I have one, and used to breed them (responsibly), so I consider myself a good source for information.
They need a large cage, with no wire platforms or ladders. Plastic will be eaten (not just chewed like a hamster or rat would). Paper bedding (carefresh, yesterdays news, shredded unprinted newsprint), or aspen shavings work best and are safe. You can use pine if it is kiln dried, it usually is.
Food - Chinchilla pellets, but NOT if they're made by Kaytee, hartz, vita vittles, sunseed, or charlie chinchilla. Never use a food with treats in it. Mazuri is a good brand. There are others, but I don't remember them. I feed rabbit food. When I was breeding them, I had inconsistant weight gain and dull fur on the chinchilla feeds I tried. I switched (as did several other breeders) to manna pro show rabbit pellets, and had no problems after that. And chinchilla food doesn't fly off the shelves as fast as rabbit, so sits around a while.
Always feed Hay! Hay is more important than pellets, far more important. For my 12 year old chinchilla, I use a timothy/alfalfa blend hay cube from the feed store. It comes in huge bags but doesn't go bad. Sammy just used up the last of some I bought 3 years ago. It still smelled fresh and Sammy never complained.
Dust. They need dust baths, twice a week or so. Just put the dust in a bowl big enough for chinchilla to roll around, they'll do the rest. A big fish bowl works well.
Water only in a water bottle, a bowl will get them wet, and wet fur on a chinchilla leads to fungus since their fur is so thick.
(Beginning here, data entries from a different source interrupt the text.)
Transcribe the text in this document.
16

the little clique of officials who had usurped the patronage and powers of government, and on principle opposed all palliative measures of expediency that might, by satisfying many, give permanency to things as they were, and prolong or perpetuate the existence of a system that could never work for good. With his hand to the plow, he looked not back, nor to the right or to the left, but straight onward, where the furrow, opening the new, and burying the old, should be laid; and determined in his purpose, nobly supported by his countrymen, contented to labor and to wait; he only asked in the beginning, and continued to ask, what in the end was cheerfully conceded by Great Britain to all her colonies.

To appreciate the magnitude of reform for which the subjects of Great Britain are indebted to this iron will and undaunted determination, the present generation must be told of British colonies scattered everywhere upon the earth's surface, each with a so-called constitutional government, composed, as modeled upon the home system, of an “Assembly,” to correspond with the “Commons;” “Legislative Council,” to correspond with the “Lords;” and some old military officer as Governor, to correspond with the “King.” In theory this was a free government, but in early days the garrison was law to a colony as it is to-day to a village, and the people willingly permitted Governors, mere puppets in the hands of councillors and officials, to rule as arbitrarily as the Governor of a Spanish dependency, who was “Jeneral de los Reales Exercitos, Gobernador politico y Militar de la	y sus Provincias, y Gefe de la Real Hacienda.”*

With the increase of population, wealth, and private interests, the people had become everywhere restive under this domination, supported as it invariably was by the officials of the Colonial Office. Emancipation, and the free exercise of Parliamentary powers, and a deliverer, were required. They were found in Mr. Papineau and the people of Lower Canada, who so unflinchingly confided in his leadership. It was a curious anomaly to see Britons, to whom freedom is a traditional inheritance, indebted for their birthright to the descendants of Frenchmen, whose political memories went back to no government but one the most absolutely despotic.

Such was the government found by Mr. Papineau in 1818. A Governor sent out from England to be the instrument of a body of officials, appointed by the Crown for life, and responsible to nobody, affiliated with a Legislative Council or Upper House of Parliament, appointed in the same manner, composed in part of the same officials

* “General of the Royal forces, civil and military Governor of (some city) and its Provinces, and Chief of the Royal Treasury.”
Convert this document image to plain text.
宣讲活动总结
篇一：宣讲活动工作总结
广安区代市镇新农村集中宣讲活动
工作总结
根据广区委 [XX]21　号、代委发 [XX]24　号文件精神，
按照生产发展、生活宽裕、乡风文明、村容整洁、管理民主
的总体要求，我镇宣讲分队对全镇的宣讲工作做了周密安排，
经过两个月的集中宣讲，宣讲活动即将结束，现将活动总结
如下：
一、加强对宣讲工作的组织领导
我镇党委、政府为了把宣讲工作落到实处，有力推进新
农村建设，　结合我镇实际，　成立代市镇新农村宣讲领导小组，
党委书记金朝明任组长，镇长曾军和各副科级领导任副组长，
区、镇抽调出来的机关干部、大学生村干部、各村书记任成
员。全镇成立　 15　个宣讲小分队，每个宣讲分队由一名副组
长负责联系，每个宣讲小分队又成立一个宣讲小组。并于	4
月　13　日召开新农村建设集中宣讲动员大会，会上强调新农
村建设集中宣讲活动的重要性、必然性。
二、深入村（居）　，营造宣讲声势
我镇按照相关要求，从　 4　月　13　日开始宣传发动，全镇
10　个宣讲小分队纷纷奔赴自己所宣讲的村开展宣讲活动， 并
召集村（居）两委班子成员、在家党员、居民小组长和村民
Treats. No treats. They have sensitive digestive tracts, and while treats are fun, it is much more kind to just omit them. If you must, a tiny pinch of oats will suffice. Old fashioned rolled oats or steel cut oats are good, never use quick or instant oats.
They need a house, made of wood (pine). Thick cardboard will do until you get a wood house (or make one).
Toys, those wood parrot toys that hang from the top of the cage and have huge chunks of wood are awesome. Otherwise, plain wood blocks, twigs from apple or pear trees (not sprayed of course), old grapevines. Anything safe and made from wood.
Ooh, hammocks, they love a hammock, fleece is the best material for them, I don't remember why.
And possibly the MOST IMPORTANT thing, heat. They cannot tolerate heat. Some people say 75 degrees, I've had them up to 80. And at just above 80 (it got hot sooner than I expected that day and I couldn't get home soon enough to cool down the house) I had one get heat stroke. He almost died. I know a whole lot of people who have lost chinchillas due to the the heat, so it's not just an idle "probably not good for them" thing, it's crucial.
There might be more, but that's what came off the top of my head.
Ask questions! I'll probably have the answer.